Çünkü toplumu basit bir şekilde belli bir noktaya kanalize edebilir, “Açlık
mı, Özgürlük mü? noktasına çarçabuk getirebilirsiniz.
Türkiye bu oyuna hiç dâhil olmayarak Rusya ile ve Ukrayna ile
de yakın ilişkiler kurabildi.
Ama ülkemiz için bu savaş denklemi Yunanistan ile
kurulmaya çalışılıyor.
Ege’deki komşumuzun tacizlerine kapılmak her şeyi bir anda değiştirebilir.
Putin’in kaderi ile birleşecek bir yola pekala girilebilir.
Bu çok tehlikeli ve öngörülemez olur.
Türkiye’nin onurunu koruyarak ortaya koyduğu dış politikanın şu
ana kadar bu denklemde ilerlediğini görüyorum.
TÜSİAD ve MÜSİAD’a yönelik ABD’den gelen tehdit mektuplarının
Türkiye’nin Rusya yaptırımlarına eklenmesi de benzer bir süreç işletebilir.

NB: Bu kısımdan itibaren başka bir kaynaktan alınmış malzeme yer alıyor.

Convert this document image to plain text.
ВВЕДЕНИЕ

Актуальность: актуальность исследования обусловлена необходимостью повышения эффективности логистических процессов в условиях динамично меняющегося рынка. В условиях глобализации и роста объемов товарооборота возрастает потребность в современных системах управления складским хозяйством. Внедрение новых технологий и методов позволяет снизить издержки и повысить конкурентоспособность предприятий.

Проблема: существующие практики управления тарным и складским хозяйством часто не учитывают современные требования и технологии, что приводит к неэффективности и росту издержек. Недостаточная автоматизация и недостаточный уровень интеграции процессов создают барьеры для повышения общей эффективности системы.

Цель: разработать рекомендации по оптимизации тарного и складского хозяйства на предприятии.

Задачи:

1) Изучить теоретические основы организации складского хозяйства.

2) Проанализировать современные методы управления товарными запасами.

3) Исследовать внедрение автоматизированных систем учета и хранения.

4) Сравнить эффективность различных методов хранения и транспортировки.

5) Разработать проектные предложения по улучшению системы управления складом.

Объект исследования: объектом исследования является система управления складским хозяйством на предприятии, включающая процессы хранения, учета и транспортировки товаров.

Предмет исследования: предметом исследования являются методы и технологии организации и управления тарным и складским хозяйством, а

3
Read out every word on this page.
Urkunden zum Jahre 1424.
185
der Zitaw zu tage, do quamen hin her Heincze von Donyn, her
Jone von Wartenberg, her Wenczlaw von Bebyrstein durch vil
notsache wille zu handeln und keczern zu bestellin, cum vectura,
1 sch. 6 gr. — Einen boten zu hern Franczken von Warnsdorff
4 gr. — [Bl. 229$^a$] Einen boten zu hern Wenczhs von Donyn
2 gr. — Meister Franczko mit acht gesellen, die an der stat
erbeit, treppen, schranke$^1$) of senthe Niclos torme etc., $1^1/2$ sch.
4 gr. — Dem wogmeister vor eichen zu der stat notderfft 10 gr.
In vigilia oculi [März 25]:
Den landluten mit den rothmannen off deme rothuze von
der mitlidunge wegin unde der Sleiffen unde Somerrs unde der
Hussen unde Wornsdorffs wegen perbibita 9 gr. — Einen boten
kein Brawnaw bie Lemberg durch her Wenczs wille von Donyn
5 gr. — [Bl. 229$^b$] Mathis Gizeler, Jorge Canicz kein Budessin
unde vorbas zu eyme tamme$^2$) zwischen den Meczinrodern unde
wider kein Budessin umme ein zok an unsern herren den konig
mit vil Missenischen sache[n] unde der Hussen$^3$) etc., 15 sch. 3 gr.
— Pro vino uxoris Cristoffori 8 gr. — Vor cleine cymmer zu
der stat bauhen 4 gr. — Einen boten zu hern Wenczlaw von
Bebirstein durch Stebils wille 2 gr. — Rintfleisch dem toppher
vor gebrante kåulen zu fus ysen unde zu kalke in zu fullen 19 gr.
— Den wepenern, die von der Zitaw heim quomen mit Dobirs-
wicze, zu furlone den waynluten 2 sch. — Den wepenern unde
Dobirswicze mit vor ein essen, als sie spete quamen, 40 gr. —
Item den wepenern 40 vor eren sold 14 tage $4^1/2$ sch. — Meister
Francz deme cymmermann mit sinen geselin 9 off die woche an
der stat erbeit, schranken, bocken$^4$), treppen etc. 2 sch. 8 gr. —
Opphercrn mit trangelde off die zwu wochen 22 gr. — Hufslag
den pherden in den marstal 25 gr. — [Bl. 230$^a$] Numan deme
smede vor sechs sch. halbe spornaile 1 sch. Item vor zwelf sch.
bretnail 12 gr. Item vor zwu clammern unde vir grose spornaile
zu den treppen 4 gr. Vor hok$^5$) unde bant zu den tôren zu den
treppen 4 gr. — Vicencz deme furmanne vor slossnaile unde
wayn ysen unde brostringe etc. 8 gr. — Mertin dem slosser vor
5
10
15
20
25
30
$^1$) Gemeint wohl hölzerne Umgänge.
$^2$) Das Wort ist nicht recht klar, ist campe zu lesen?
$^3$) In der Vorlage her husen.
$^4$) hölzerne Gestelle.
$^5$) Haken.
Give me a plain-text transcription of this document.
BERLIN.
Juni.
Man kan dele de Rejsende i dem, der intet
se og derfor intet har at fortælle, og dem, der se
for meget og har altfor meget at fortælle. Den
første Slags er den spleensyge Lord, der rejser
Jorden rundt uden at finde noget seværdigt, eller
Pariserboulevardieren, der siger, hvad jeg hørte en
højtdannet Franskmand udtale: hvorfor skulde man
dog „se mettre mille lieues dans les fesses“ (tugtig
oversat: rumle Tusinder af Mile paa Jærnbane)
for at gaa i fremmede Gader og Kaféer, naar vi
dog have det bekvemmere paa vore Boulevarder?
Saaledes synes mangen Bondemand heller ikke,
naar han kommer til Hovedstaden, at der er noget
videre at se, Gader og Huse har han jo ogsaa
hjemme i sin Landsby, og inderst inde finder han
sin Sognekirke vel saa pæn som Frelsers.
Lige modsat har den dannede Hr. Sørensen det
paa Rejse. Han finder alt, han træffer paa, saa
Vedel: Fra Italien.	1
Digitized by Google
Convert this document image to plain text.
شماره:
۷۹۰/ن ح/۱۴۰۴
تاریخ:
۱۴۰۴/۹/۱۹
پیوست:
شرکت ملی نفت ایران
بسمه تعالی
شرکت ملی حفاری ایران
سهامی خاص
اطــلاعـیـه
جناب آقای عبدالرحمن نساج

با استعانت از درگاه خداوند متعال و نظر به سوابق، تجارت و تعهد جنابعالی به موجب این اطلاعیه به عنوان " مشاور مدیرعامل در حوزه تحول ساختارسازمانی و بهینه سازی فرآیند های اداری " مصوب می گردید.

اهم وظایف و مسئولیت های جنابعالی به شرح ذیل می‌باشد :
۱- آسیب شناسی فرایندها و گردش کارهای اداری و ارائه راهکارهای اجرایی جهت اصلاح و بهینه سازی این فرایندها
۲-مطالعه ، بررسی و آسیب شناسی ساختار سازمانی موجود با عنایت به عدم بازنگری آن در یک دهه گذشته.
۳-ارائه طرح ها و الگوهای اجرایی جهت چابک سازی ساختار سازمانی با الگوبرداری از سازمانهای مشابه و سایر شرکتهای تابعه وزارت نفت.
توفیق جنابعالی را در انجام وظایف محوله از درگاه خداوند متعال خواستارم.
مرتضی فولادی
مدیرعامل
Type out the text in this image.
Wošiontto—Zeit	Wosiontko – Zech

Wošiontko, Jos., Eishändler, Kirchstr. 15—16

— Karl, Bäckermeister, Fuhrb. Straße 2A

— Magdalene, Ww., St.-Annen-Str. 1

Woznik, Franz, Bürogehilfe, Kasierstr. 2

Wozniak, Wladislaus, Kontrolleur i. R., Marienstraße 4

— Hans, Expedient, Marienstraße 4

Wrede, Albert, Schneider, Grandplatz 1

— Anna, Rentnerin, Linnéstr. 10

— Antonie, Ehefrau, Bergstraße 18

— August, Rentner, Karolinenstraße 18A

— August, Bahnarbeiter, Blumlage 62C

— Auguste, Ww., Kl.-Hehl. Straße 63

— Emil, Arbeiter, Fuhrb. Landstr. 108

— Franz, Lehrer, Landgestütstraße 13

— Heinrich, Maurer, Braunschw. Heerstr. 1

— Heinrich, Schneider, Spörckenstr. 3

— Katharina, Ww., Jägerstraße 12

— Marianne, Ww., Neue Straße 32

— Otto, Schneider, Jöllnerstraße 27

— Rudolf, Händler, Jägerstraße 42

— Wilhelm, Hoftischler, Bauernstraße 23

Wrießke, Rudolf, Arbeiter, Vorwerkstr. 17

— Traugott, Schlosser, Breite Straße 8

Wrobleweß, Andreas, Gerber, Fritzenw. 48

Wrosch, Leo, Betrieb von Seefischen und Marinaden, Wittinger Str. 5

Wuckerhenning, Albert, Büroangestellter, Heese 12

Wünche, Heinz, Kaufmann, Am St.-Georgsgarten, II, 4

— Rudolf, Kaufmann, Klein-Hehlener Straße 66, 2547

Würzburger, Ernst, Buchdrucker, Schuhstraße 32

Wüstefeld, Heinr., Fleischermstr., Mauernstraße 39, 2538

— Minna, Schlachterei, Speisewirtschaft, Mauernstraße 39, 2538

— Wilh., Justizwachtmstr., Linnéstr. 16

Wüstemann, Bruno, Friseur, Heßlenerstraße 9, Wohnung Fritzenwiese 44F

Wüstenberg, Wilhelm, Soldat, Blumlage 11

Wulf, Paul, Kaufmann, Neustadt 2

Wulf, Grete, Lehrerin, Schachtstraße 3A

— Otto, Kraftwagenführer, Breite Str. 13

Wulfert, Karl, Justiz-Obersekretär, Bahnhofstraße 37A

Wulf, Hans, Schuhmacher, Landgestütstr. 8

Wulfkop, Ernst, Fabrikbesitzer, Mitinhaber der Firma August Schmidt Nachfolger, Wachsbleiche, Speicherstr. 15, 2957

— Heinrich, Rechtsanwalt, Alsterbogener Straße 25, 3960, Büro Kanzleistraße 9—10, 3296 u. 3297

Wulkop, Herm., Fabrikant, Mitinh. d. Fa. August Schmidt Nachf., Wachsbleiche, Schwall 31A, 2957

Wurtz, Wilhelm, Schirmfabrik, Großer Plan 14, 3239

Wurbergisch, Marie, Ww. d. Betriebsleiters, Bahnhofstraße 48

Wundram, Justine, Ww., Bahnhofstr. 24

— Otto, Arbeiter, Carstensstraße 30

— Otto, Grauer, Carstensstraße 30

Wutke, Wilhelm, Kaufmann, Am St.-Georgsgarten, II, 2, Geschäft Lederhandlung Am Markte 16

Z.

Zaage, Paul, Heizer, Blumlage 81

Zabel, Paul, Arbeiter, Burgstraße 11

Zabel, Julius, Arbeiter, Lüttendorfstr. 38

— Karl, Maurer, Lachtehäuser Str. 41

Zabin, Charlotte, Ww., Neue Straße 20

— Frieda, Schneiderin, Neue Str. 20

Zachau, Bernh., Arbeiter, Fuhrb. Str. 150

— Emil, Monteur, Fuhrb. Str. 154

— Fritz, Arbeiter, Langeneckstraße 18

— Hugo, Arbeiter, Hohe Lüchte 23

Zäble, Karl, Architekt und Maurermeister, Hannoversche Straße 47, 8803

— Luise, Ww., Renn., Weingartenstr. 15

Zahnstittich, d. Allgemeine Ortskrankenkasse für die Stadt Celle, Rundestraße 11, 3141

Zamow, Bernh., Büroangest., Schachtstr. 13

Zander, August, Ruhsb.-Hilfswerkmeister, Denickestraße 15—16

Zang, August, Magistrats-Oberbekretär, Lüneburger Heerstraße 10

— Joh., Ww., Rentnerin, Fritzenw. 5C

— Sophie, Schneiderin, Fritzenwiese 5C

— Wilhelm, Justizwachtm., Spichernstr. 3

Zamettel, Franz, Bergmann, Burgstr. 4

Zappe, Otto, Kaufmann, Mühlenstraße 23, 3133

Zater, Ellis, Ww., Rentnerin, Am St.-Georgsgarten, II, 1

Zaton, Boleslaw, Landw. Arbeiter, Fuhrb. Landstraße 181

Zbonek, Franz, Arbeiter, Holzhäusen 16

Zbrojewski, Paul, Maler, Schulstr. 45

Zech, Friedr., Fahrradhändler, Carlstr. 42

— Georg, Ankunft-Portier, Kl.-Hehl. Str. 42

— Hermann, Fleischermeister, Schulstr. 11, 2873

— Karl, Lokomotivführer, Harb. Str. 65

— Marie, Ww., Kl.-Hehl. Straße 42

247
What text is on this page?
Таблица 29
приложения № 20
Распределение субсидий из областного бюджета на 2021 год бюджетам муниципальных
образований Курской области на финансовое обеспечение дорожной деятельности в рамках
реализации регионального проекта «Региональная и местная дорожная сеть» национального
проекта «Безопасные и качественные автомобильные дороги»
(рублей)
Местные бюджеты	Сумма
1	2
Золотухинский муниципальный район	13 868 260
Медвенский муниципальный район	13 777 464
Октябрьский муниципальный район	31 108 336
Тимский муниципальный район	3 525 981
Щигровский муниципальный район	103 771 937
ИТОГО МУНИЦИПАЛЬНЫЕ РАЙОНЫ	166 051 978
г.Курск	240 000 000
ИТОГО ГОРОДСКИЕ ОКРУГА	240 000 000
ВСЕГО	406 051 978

Türkiye Modeli’nin ihracata ağırlık vermesi ve ana pazarın yüzde 60 oranında Avrupa olması
böyle bir yaptırım kararıyla her şeyin altüst olmasına sebebiyet verebilir.
Avrupalılar, halkı savaşla domine edip hem pandeminin getirdiği ekonomik
zorluğu hem de Rusya tehdidini aynı kefeye koyarak
sorunu bir çırpıda çözmek istese de Avrupa halklarının uzun
yıllar boyunca kınaksadığı refah düzeyine yönelen tehditlerin
iktidarlar üzerinde daha fazla belirleyici olacağı bir kış geçireceğiz.
Zorlu geçen bu kışta kimin kazanacağını göreceğiz.